The below message from the console log shows how many tables are imported and is the import successful or not.

2016-10-13 01:58:10,898 INFO  - [main:] ~ Successfully imported all 22 tables from default  (HiveMetaStoreBridge:261)
Hive Data Model imported successfully!!!

Now we can verify for the imported tables over Atlas UI. It should reflect all the 22 tables that are imported as per above.

The logs for the import script are in <atlas package>/logs/import-hive.log

Running import script on kerberized cluster

The above will work perfectly for a simple cluster but for a kerberized cluster, you need to provide additional details to run the command.

<atlas package>/hook-bin/import-hive.sh -Dsun.security.jgss.debug=true -Djavax.security.auth.useSubjectCredsOnly=false -Djava.security.krb5.conf=[krb5.conf location] -Djava.security.auth.login.config=[jaas.conf location]
16,050 Views
Comments
avatar
Expert Contributor

hdp 2.6.3 is missing this script. Any hints to where it was moved?

avatar
Expert Contributor

FYI: This file seems to only be present on the hive server.

avatar
New Contributor

I run the script/tool(import-hive.sh) and i can search the hive entities like tables, database, views, columns,but no lineage, is that nomal?
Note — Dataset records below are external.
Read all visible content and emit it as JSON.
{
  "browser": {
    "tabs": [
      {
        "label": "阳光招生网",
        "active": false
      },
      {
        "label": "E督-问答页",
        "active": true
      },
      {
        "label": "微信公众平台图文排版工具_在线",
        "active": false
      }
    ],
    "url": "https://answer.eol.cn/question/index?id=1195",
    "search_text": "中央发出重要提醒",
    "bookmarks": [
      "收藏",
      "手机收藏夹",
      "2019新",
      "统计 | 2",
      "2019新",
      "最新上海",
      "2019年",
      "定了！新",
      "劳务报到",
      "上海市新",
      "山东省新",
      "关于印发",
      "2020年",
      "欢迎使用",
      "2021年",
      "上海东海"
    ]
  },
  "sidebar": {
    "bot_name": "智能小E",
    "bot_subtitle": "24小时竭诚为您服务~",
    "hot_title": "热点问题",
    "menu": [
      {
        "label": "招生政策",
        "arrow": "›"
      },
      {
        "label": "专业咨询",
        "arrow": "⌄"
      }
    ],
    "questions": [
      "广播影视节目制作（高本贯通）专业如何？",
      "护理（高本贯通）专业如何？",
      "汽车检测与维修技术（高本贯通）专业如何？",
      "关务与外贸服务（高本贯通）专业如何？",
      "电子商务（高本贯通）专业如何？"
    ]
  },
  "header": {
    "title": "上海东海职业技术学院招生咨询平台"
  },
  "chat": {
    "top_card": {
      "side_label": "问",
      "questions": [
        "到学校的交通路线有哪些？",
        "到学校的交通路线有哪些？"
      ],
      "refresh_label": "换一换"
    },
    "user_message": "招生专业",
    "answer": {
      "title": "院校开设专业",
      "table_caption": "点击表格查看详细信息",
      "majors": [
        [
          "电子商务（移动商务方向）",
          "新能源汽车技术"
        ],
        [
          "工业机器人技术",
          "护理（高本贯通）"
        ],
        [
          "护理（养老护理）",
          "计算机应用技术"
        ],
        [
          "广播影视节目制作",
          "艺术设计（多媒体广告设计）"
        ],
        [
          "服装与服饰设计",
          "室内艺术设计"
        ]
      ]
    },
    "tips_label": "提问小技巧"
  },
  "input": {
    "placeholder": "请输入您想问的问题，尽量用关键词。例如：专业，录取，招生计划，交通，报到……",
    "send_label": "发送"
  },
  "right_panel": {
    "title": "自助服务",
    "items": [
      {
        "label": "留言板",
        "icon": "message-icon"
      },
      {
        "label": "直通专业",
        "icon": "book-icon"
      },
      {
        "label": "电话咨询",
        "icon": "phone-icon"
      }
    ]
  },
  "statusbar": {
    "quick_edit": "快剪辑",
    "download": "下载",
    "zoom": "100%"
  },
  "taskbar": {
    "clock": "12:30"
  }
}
before install atlas, there are two hive table named atlas_testm and atlas_testm_ext(is a view based on atlas_testm) in my hive database cluster.

after install atlas and run the atlas services , i run the script named import-hive.sh,i can saw these two hive table in atlas ui web by search,but no lineage which is relationship of atlas_testm and atlas_testm_ext,is that nomal?

i want to know whether the script named import-hive.sh does not support hive table's history lineage import?

this problem has been bothering me for a long time.

87440-atlas1.png

87441-atlas2.png

avatar
Expert Contributor

At least for version 2.6.3 and above the section "Running import script on kerberized cluster" is wrong. You don't need to provide any of the options (properties) indicated (except maybe the debug one If you want to have debug output) because they are automatically detected and included in the script.

Also at least in 2.6.5 a direct execution of the script in a Kerberized cluster will fail because of the CLASSPATH generated into the script. I had to edit this replacing many single JAR files by a glob inside their parent folder in order for the command to run without error.

If you have this problem see answer o "Atlas can't see Hive tables" question.